Kaptanlara sordum. Yahu kardeşim burada bir tuhaflık var?
El cevap;
- Abi bu ekranlar henüz tam oturmadı…
Daha bu sabah yaşlı bir hanımefendi dolmuşta bir muhatap arıyordu;
“ Şoför evladım, bu karttan fazla para çekildiğinde kime gidip müracaat edeceğiz?”
Dolmuşun tamamı ‘Yaparsa Hoca Yapar’ repliğinizi tekrarladıktan sonra sizin ve ekibinizin hal ve hatırını son derece ‘nazik’ bir o kadar da ‘incitmeden’ sordu…
Bunlar size gelmiyor mu?
Mustafa Bey,
Bu halkkart ve cümle alakalı hususlardan birinci derece siz sorumlusunuz. Bu kentte yaşayan emekli bir vatandaş olan bana cevap verin;
Otobüs ve dolmuşlardaki bu ekran nedir? Ekranın oturması nasıl olur?

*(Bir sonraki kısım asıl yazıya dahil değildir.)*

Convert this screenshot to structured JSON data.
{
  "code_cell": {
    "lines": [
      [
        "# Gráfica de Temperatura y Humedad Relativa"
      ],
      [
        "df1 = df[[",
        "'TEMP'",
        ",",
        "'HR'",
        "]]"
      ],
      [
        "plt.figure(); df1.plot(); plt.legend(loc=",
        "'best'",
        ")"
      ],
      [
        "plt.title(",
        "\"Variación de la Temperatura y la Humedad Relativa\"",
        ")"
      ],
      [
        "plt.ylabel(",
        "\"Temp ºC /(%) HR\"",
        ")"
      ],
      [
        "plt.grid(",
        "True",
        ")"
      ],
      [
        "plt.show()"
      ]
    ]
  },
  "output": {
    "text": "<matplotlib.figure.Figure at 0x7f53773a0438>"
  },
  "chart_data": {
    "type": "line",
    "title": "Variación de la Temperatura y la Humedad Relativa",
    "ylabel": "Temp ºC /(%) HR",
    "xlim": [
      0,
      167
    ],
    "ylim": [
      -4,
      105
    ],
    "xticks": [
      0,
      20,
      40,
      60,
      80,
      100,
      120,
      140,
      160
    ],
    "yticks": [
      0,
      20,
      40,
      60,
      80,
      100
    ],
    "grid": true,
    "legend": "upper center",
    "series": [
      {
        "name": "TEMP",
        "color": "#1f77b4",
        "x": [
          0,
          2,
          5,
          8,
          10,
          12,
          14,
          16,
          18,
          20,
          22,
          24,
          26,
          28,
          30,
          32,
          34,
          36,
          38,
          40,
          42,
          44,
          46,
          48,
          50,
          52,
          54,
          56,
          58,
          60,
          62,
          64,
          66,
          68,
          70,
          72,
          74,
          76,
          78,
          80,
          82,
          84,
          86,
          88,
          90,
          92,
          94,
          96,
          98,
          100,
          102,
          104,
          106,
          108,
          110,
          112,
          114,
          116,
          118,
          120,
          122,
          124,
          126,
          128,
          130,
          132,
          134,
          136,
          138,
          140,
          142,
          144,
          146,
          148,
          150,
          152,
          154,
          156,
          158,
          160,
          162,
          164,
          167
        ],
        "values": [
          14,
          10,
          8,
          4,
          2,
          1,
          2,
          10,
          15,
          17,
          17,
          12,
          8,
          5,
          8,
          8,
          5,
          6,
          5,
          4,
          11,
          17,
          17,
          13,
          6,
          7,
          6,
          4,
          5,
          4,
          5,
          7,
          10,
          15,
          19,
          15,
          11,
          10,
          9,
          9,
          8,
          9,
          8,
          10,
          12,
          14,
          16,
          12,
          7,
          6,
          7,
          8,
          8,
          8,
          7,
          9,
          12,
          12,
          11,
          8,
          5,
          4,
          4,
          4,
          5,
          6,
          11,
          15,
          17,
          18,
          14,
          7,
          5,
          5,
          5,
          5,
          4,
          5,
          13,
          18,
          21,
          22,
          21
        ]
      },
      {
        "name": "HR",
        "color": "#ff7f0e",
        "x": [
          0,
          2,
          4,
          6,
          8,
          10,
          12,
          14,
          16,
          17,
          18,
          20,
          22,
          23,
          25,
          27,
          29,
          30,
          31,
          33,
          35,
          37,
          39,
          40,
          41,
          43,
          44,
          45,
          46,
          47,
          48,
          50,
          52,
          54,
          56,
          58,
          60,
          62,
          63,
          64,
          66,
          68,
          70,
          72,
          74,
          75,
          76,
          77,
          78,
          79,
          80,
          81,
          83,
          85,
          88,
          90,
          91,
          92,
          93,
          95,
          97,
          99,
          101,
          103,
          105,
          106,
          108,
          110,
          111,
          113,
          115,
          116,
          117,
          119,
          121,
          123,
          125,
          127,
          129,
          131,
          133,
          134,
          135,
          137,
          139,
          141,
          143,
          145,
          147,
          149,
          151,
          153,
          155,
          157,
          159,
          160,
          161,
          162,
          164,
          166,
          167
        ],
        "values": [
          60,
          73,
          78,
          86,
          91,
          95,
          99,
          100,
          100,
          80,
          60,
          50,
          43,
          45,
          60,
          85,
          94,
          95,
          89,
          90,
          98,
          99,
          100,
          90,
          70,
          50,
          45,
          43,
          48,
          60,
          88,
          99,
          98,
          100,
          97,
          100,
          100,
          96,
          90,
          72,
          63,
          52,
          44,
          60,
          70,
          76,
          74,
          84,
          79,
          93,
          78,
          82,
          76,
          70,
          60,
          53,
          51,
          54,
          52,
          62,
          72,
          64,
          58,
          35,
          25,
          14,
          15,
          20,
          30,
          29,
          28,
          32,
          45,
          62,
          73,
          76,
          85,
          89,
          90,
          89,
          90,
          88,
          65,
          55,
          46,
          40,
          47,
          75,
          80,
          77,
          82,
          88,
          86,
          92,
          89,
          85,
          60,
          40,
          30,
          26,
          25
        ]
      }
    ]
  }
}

Antkartı iptal edilirken en çok bağırdığınız “ insanlar paralı biniş hakkından mahrum edilemez. Bunu kaldıracağız.” cümlesini nerede bıraktınız?
Bu otobüs ve dolmuşlardaki çakma malzeme ne zaman adam gibi çalışmaya başlayacak?
Siz ne zaman; “ Ey Antalya, bir inat uğruna daldığım bu macera bana birkaç gömlek büyük geldi. Ben işime dönüyorum.” diyeceksiniz?
Olmadı Mustafa Bey,
Hem kendinizin, hem de Kentin 5 yılı heba oldu…
Gelecek seçimlerden sonra bu kentin başında siz olmayacaksınız. Eğer önümüzdeki 2.5 yılda, ait olduğunuz siyasi parti, diğer belediyeler ve farklı platformlarda gelecek seçimler için çok güçlü bir ateş yakamaz ise, yandı gülüm keten helva…
Ben de sizi, Anadolu tarihinin zengin folkloru dururken, ortaya karışık attırıverdiğiniz Octoberfest tuhaflığı, A Kent ve çalışmayan ekranlar ile anımsayacağım.